In the second week, the transmissions dealing with the new building now indicate that the number of volunteers has leveled off at 1,060. Siegmund admits privately that the actual figure is somewhat less than this, although surprisingly not much less. Few additional volunteers are expected. The screen begins gently to introduce the possibility that conscription of transferees will be necessary. Two management men from Louisville and a pair of helix adjusters from Chicago are shown discussing the need for a proper genetic mix at the new building. A moral. engineer from Shanghai speaks about the importance of being blessworthy under all circumstances. It is blessworthy to obey the divine plan and its representatives on Earth, he says. God is your friend and will not harm you. God loves the blessworthy. The quality of life in Urbmon 158 will be diminished if its initial population does not reach planned levels. This would be a crime against those who have volunteered to go to 158. A crime against your fellow man is a crime against god, and who wants to injure him ? Therefore it is each man’s duty to society to accept transfer if transfer is offered.

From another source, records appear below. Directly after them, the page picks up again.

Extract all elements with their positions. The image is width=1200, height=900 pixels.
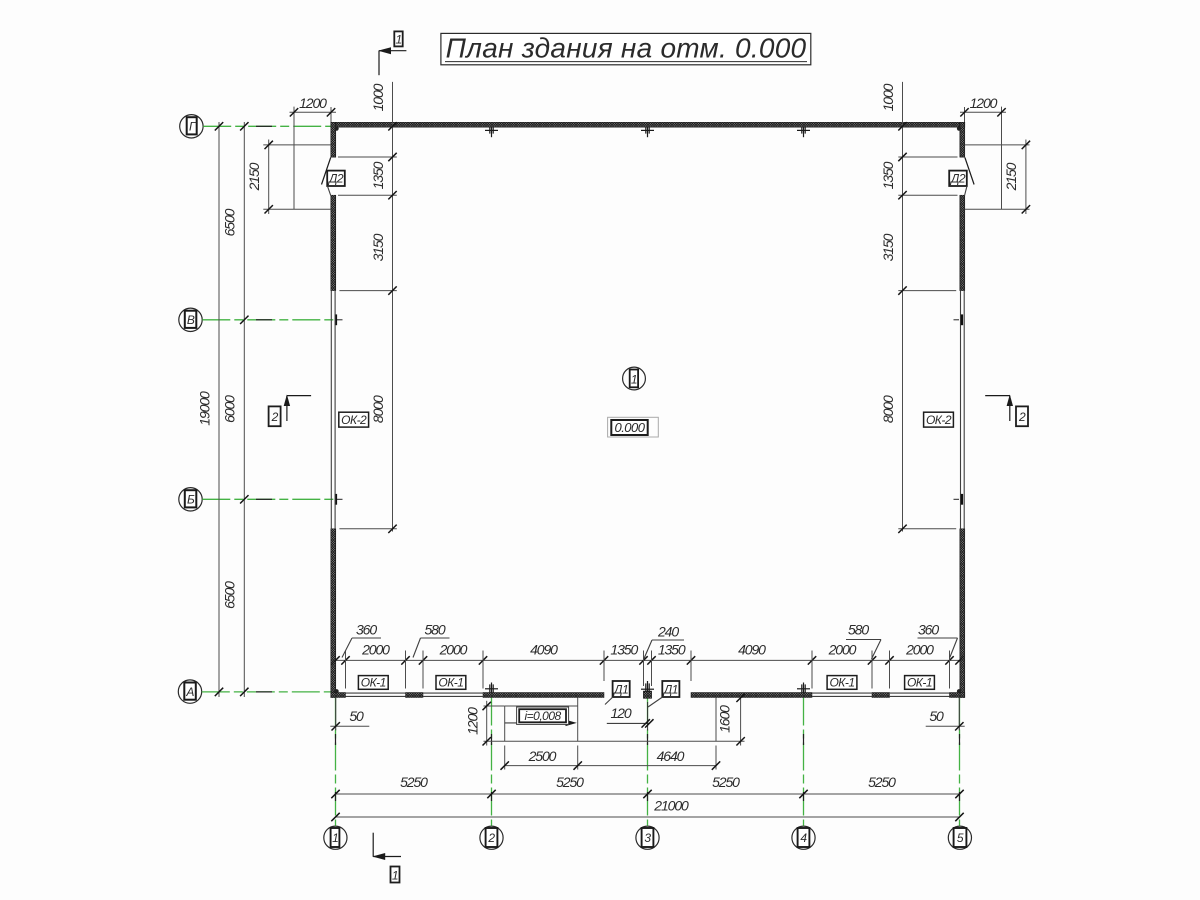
svg-text:1000: 1000 bbox=[880, 83, 896, 111]
svg-text:1: 1 bbox=[631, 372, 637, 386]
svg-text:2500: 2500 bbox=[528, 748, 557, 764]
svg-text:1: 1 bbox=[332, 831, 338, 845]
svg-text:1600: 1600 bbox=[716, 705, 732, 733]
svg-text:360: 360 bbox=[356, 622, 377, 638]
svg-text:2150: 2150 bbox=[1003, 162, 1019, 191]
svg-text:2: 2 bbox=[1018, 410, 1026, 424]
svg-text:ОК-2: ОК-2 bbox=[341, 413, 367, 427]
svg-text:Д2: Д2 bbox=[327, 171, 344, 185]
svg-text:1350: 1350 bbox=[610, 642, 638, 658]
svg-text:ОК-2: ОК-2 bbox=[926, 413, 952, 427]
svg-text:6000: 6000 bbox=[221, 395, 237, 423]
svg-text:3150: 3150 bbox=[880, 233, 896, 261]
svg-text:2000: 2000 bbox=[828, 642, 857, 658]
svg-text:6500: 6500 bbox=[221, 208, 237, 236]
svg-text:Д1: Д1 bbox=[662, 682, 678, 696]
svg-text:1200: 1200 bbox=[299, 95, 327, 111]
svg-text:240: 240 bbox=[657, 624, 679, 640]
svg-text:0.000: 0.000 bbox=[614, 420, 645, 435]
svg-text:ОК-1: ОК-1 bbox=[361, 675, 386, 689]
svg-text:580: 580 bbox=[424, 622, 445, 638]
svg-text:3150: 3150 bbox=[370, 233, 386, 261]
svg-text:2: 2 bbox=[271, 410, 279, 424]
svg-text:120: 120 bbox=[610, 705, 631, 721]
svg-text:50: 50 bbox=[349, 708, 364, 724]
svg-text:5250: 5250 bbox=[556, 774, 584, 790]
svg-text:1000: 1000 bbox=[370, 83, 386, 111]
svg-text:4090: 4090 bbox=[738, 642, 766, 658]
svg-text:ОК-1: ОК-1 bbox=[907, 675, 932, 689]
svg-text:5250: 5250 bbox=[868, 774, 896, 790]
svg-text:3: 3 bbox=[644, 831, 651, 845]
svg-text:8000: 8000 bbox=[370, 395, 386, 423]
svg-text:2150: 2150 bbox=[246, 162, 262, 191]
svg-text:2: 2 bbox=[487, 831, 495, 845]
svg-text:5250: 5250 bbox=[400, 774, 428, 790]
svg-text:План здания на отм. 0.000: План здания на отм. 0.000 bbox=[446, 33, 807, 64]
svg-text:580: 580 bbox=[848, 622, 869, 638]
svg-text:Д1: Д1 bbox=[612, 682, 628, 696]
svg-text:i=0,008: i=0,008 bbox=[524, 709, 561, 723]
svg-text:21000: 21000 bbox=[653, 798, 689, 814]
svg-text:2000: 2000 bbox=[439, 642, 468, 658]
svg-text:4: 4 bbox=[800, 831, 807, 845]
svg-text:6500: 6500 bbox=[221, 581, 237, 609]
svg-text:2000: 2000 bbox=[905, 642, 934, 658]
svg-text:1350: 1350 bbox=[880, 161, 896, 189]
svg-text:1350: 1350 bbox=[658, 642, 686, 658]
svg-text:1200: 1200 bbox=[970, 95, 998, 111]
svg-text:1: 1 bbox=[396, 33, 402, 47]
svg-text:8000: 8000 bbox=[880, 395, 896, 423]
svg-text:Д2: Д2 bbox=[949, 171, 966, 185]
svg-text:1: 1 bbox=[392, 868, 398, 882]
svg-text:ОК-1: ОК-1 bbox=[438, 675, 463, 689]
svg-text:2000: 2000 bbox=[361, 642, 390, 658]
svg-text:4090: 4090 bbox=[530, 642, 558, 658]
svg-text:4640: 4640 bbox=[657, 748, 685, 764]
svg-text:В: В bbox=[187, 313, 195, 327]
svg-text:1350: 1350 bbox=[370, 161, 386, 189]
svg-text:360: 360 bbox=[918, 622, 939, 638]
svg-text:50: 50 bbox=[929, 708, 944, 724]
svg-text:Б: Б bbox=[187, 493, 195, 507]
svg-text:А: А bbox=[185, 685, 194, 699]
svg-text:5: 5 bbox=[957, 831, 964, 845]
svg-text:1200: 1200 bbox=[465, 707, 481, 735]
svg-text:ОК-1: ОК-1 bbox=[829, 675, 854, 689]
svg-text:19000: 19000 bbox=[197, 391, 213, 426]
svg-text:5250: 5250 bbox=[712, 774, 740, 790]
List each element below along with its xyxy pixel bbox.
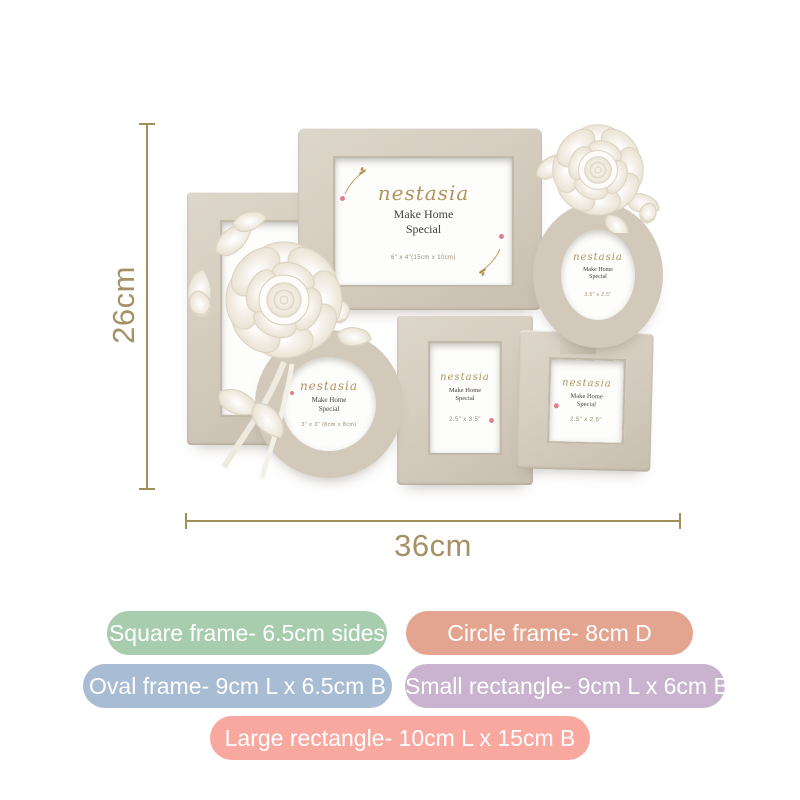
brand-logo-text: nestasia [573, 253, 623, 263]
tagline-line2: Special [394, 222, 454, 237]
square-frame-opening: nestasia Make Home Special 2.5" x 2.5" [547, 357, 626, 445]
product-dimension-infographic: 26cm 36cm nestasia Ma [0, 0, 800, 800]
pink-dot [554, 403, 559, 408]
badge-circle-frame: Circle frame- 8cm D [406, 611, 693, 655]
tagline-line1: Make Home [583, 267, 613, 275]
pink-dot [499, 234, 504, 239]
rose-ornament-left [172, 212, 397, 487]
wheat-sprig-icon [476, 247, 502, 277]
brand-logo-text: nestasia [562, 378, 612, 389]
brand-tagline: Make Home Special [394, 207, 454, 237]
rose-ornament-right [520, 118, 680, 233]
brand-tagline: Make Home Special [570, 392, 603, 409]
badge-square-frame: Square frame- 6.5cm sides [107, 611, 387, 655]
wheat-sprig-icon [343, 166, 369, 196]
tagline-line1: Make Home [449, 387, 481, 395]
tagline-line2: Special [583, 274, 613, 282]
tagline-line1: Make Home [394, 207, 454, 222]
small-rectangle-opening: nestasia Make Home Special 2.5" x 3.5" [428, 341, 502, 455]
brand-tagline: Make Home Special [583, 267, 613, 282]
badge-large-rectangle: Large rectangle- 10cm L x 15cm B [210, 716, 590, 760]
badge-oval-frame: Oval frame- 9cm L x 6.5cm B [83, 664, 392, 708]
brand-tagline: Make Home Special [449, 387, 481, 403]
oval-frame-opening: nestasia Make Home Special 3.5" x 2.5" [561, 230, 635, 320]
insert-size-caption: 6" x 4"(15cm x 10cm) [391, 255, 456, 261]
insert-size-caption: 2.5" x 2.5" [570, 417, 602, 424]
tagline-line2: Special [570, 401, 603, 410]
small-rectangle-frame: nestasia Make Home Special 2.5" x 3.5" [397, 315, 533, 485]
insert-size-caption: 2.5" x 3.5" [449, 417, 481, 423]
insert-size-caption: 3.5" x 2.5" [584, 292, 611, 298]
pink-dot [340, 196, 345, 201]
width-dimension-line [185, 520, 681, 522]
tagline-line2: Special [449, 395, 481, 403]
pink-dot [489, 418, 494, 423]
brand-logo-text: nestasia [440, 373, 490, 383]
width-dimension-label: 36cm [394, 528, 472, 564]
height-dimension-label: 26cm [106, 266, 142, 344]
height-dimension-line [146, 123, 148, 490]
badge-small-rectangle: Small rectangle- 9cm L x 6cm B [405, 664, 725, 708]
brand-logo-text: nestasia [378, 183, 470, 203]
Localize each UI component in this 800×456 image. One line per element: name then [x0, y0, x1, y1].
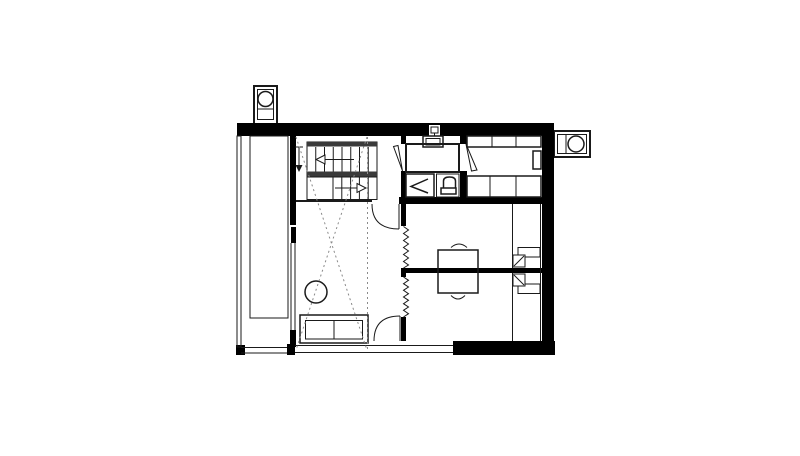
round-table	[305, 281, 327, 303]
bathtub	[406, 144, 459, 172]
balcony-deck	[250, 136, 288, 318]
living-room	[300, 281, 368, 343]
stair-arrow-upper	[316, 155, 354, 164]
balcony-west-rail	[237, 136, 241, 347]
kitchen-door-leaf	[466, 144, 477, 171]
kitchen-counter-north	[467, 136, 541, 147]
east-wall	[542, 136, 554, 342]
bathroom-door-leaf	[394, 146, 403, 172]
door-south	[374, 316, 400, 341]
chimney-top-left	[254, 86, 277, 124]
flue-box	[533, 151, 541, 169]
south-wall-solid	[453, 341, 555, 355]
balcony	[237, 136, 288, 353]
west-wall-block	[291, 227, 296, 243]
bedroom-divider-wall	[401, 268, 542, 273]
south-glazing	[295, 346, 453, 353]
sofa	[300, 315, 368, 343]
west-glazing	[291, 243, 295, 330]
folding-door-bedroom-2	[404, 277, 409, 317]
floor-plan-drawing	[0, 0, 800, 456]
floor-plan-canvas	[0, 0, 800, 456]
kitchen	[466, 136, 541, 197]
north-wall	[237, 123, 554, 136]
chair-arc-bedroom-1	[451, 244, 467, 248]
wall-under-bath-kitchen	[399, 197, 542, 204]
door-swings	[372, 204, 400, 341]
toilet	[437, 174, 460, 197]
wardrobe-steps-1	[513, 248, 540, 268]
chair-arc-bedroom-2	[451, 296, 465, 300]
balcony-post-se	[287, 344, 295, 355]
entry-arrow	[295, 147, 303, 172]
wardrobe-steps-2	[513, 274, 540, 294]
chimney-right	[554, 131, 590, 157]
kitchen-counter-south	[467, 176, 541, 197]
folding-door-bedroom-1	[404, 227, 409, 269]
exterior-walls	[236, 123, 555, 355]
shower	[406, 174, 434, 197]
door-stair-hall	[372, 204, 399, 229]
west-wall-upper	[290, 136, 296, 225]
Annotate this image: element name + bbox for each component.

Next there is an interview with Kimon and Freya Kurtz, ages fourteen and thirteen, from a dorm in Bombay. Recently married. They are not about to volunteer, they admit, but they wouldn’t mind being conscripted. “The way we look at it,” Kimon Kurtz declares, “it could be a great opportunity. I mean, once we have some children, we’d be able to find top status for them right away. It’s a brand new world over there — no limits on how fast you can rise, no one in the way. The readjustment of going over would be a little nudgy at first, but we’d be jumping soon enough. And we’d know that our littles wouldn’t have to enter a dorm when they got old enough to marry. They could get rooms of their own without waiting, even before they had littles too. So even though we’re not eager to leave our friends and all, we’re ready to go if the wheel points to us.” Freya Kurtz, ecstatic, breathless, says, “Yes. That’s right.”

The softening-up process continues with an account of how the conscriptees will be chosen: 3,878 in all, no more than 200 from any one city or thirty from any one dorm. The pool of eligibles consists of married men and women between the ages of twelve and seventeen who have no children, a current pregnancy not being counted as a child. Selection will be by random lot.